DSNP Identifiers form the basis for pseudo-anonymous streams of content. While some users may choose to link or expose their real-world identity, DSNP implementations MUST NOT require such data exposure for account creation. The social graph is formed using this Identifier so that a user's connections maintain integrity regardless of changes in any user's client choices or access changes.
- An Identifier MUST default to being disconnected from a real-world identity.
- An Identifier MUST be unique to the implementation.
A user's ownership of their identity is expressed via ownership and control of their pseudo-anonymous Identifier(s). Control entails the power to invoke DSNP Operations including publishing announcements that create, update and delete (tombstone) content associated with the Identifier, delegating these powers to others, and managing keys associated with the Identifier.
An initial control key must be created in order to acquire an Identifier. Each distinct Identifier MUST have distinct control keys; that is, the same key MUST NOT be linked to multiple Identifiers. Optionally, an implementation MAY allow the user to add and remove additional keys.
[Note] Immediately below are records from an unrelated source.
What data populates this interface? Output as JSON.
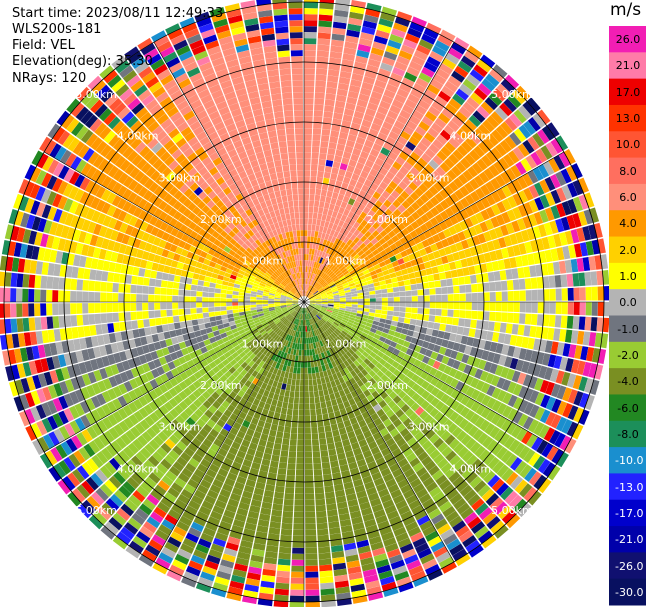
{
  "header": {
    "start_time": "Start time: 2023/08/11 12:49:33",
    "instrument": "WLS200s-181",
    "field": "Field: VEL",
    "elevation": "Elevation(deg): 35.30",
    "nrays": "NRays: 120"
  },
  "chart_data": {
    "type": "heatmap",
    "projection": "polar (PPI)",
    "field": "VEL",
    "units": "m/s",
    "nrays": 120,
    "elevation_deg": 35.3,
    "range_rings_km": [
      1.0,
      2.0,
      3.0,
      4.0,
      5.0
    ],
    "range_ring_labels": [
      "1.00km",
      "2.00km",
      "3.00km",
      "4.00km",
      "5.00km"
    ],
    "spokes_deg": [
      0,
      30,
      60,
      90,
      120,
      150,
      180,
      210,
      240,
      270,
      300,
      330
    ],
    "colorbar": {
      "label": "m/s",
      "ticks": [
        "26.0",
        "21.0",
        "17.0",
        "13.0",
        "10.0",
        "8.0",
        "6.0",
        "4.0",
        "2.0",
        "1.0",
        "0.0",
        "-1.0",
        "-2.0",
        "-4.0",
        "-6.0",
        "-8.0",
        "-10.0",
        "-13.0",
        "-17.0",
        "-21.0",
        "-26.0",
        "-30.0"
      ],
      "bins": [
        {
          "color": "#f21eb4"
        },
        {
          "color": "#ff7ba8"
        },
        {
          "color": "#ee0000"
        },
        {
          "color": "#ff3300"
        },
        {
          "color": "#ff5533"
        },
        {
          "color": "#ff6f5f"
        },
        {
          "color": "#ff8f7a"
        },
        {
          "color": "#ff9900"
        },
        {
          "color": "#ffd000"
        },
        {
          "color": "#ffff00"
        },
        {
          "color": "#b4b4b4"
        },
        {
          "color": "#70757f"
        },
        {
          "color": "#99cc33"
        },
        {
          "color": "#7a8f22"
        },
        {
          "color": "#228822"
        },
        {
          "color": "#1c8f5a"
        },
        {
          "color": "#1a8fcf"
        },
        {
          "color": "#2222ff"
        },
        {
          "color": "#0000cc"
        },
        {
          "color": "#0000aa"
        },
        {
          "color": "#101070"
        },
        {
          "color": "#081060"
        }
      ]
    },
    "velocity_pattern": {
      "range_limit_km": 5.0,
      "regions": [
        {
          "sector": "north",
          "value_ms": 4.0
        },
        {
          "sector": "north-inner",
          "value_ms": 2.0
        },
        {
          "sector": "east-west band",
          "value_ms": 0.0
        },
        {
          "sector": "south-inner",
          "value_ms": -2.0
        },
        {
          "sector": "south",
          "value_ms": -4.0
        },
        {
          "sector": "south-outer",
          "value_ms": -6.0
        }
      ],
      "noise_beyond_km": 4.6
    }
  }
}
An implementation MUST NOT allow the user to remove the only or last remaining control key.
- An owner MUST be able to delegate permission to announce on their behalf to other parties.
- A user MUST be able to revoke delegated permissions.
- Announcements from a delegate MUST be able to be verify which delegate made the specific announcement.
- Delegation revocation MUST NOT be retroactive.
There are times when one might desire retroactive revocation of delegation, if for example, a key were found to have been compromised at an earlier time. However, retroactive revocation is much more difficult from a caching and performance perspective. Instead reverting any undesirable Announcements via Tombstones allows a user to choose which specific events need reverting and then notify the network of that change.
To this end, any Batch Publications can always be validated from the perspective of the time they were published, and do not require re-validation at future read times. The validity of a Batch is thus immutable.
- Collect all the DSNP Ids used in a Batch.
- Validate that each DSNP Id had delegated to the publisher of the Batch at the time of publishing.
- Validate that any failures from step 2 were from DSNP Ids that revoked delegation within the acceptance window of prior blocks.
- Record the batch as valid or invalid.